International Butchers' Confederation Europe moving ever closer

by Sandra Sieler
Monday, December 11, 2017
Getting the best deal for craft butchers in negotiations at the EU: IBC President Jean-Marie Oswald, in the background IBF General Secretary Martin Fuchs.
Photo: si
Getting the best deal for craft butchers in negotiations at the EU: IBC President Jean-Marie Oswald, in the background IBF General Secretary Martin Fuchs.

International association intensifies consultation among experts.
Craft butchers have a powerful and efficient organisation representing their interests at the EU level in the International Butchers' Confederation (IBC). The member associations are now looking to collaborate even more closely. This was decided at the annual general meeting in Brussels.

Accordingly, it will no longer be just the heads of the member associations who meet regularly. Experts on different topics will now confer occasionally across national borders, both via low-cost Skype links but also (where financially possible) in face-to-face meetings.
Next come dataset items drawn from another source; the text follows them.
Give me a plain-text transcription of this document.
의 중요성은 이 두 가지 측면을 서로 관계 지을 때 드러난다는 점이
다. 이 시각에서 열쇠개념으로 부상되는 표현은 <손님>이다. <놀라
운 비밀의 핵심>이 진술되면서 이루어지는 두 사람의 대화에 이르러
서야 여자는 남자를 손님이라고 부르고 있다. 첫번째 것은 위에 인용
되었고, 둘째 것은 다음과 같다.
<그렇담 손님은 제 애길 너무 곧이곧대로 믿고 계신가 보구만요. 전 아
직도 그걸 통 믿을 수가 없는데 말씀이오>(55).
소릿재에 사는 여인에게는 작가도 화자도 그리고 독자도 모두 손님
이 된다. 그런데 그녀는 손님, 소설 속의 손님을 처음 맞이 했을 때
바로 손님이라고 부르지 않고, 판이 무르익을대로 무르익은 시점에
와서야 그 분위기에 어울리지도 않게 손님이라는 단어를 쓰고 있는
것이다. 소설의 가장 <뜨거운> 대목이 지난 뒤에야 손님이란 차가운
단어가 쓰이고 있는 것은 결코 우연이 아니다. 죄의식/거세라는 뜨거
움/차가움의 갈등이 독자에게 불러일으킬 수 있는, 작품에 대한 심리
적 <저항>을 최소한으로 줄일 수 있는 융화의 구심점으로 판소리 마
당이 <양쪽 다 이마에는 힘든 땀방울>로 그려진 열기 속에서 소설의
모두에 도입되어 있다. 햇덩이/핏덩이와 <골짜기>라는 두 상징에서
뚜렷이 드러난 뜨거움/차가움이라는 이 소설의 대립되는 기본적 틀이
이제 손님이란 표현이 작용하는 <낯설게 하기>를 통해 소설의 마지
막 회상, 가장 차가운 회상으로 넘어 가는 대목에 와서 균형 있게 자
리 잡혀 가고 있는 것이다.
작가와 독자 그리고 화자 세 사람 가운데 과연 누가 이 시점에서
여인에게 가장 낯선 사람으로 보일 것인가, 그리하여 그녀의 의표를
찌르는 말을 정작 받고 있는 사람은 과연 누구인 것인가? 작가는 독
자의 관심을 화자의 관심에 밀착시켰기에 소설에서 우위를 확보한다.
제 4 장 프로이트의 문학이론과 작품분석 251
Kirsten Diessner reviewed the achievements of the last year during the session: "Our intensive lobbying proved highly successful in the revision of the official controls," explained the head of the IBC General Secretariat in Brussels. We have created the basis for fairer charges and warded off mandatory fees. In addition, it now seems likely that it will be possible for trained personnel to carry out livestock inspections on the farm up to three days prior to slaughter and for the meat inspection to be conducted in one go at the end of the slaughter day.

The representatives of Europe's butchers were also critical of the fact that food companies will be able to decide themselves whether meat with boar taint is allowed into the food chain or not in the future.

The EU Commission sees no need for action with regard to the labelling of vegan and vegetarian sausage and meat substitute products. The Food Information Regulation provides sufficient protection to consumers against misleading information, it was felt. However, members of the European Parliament have recognised the importance of the topic and have come out firmly in favour of the butchers. It now seems possible that the topic will be included in the CAP discussions from 2020 and that the members could insist that EU marketing standards also be formulated for meat and meat products. Such standards already exist for milk and milk products, which is why names such as vegetable-based cheese or tofu butter are prohibited.

Together with the representatives of the industrial meat product manufacturers (Clitravi), the IBC now intends to draw up a list of potential products for new EU standards. Given the wide variety of sausage and ham products in Europe, limiting this to individual products would not appear to be an easy task.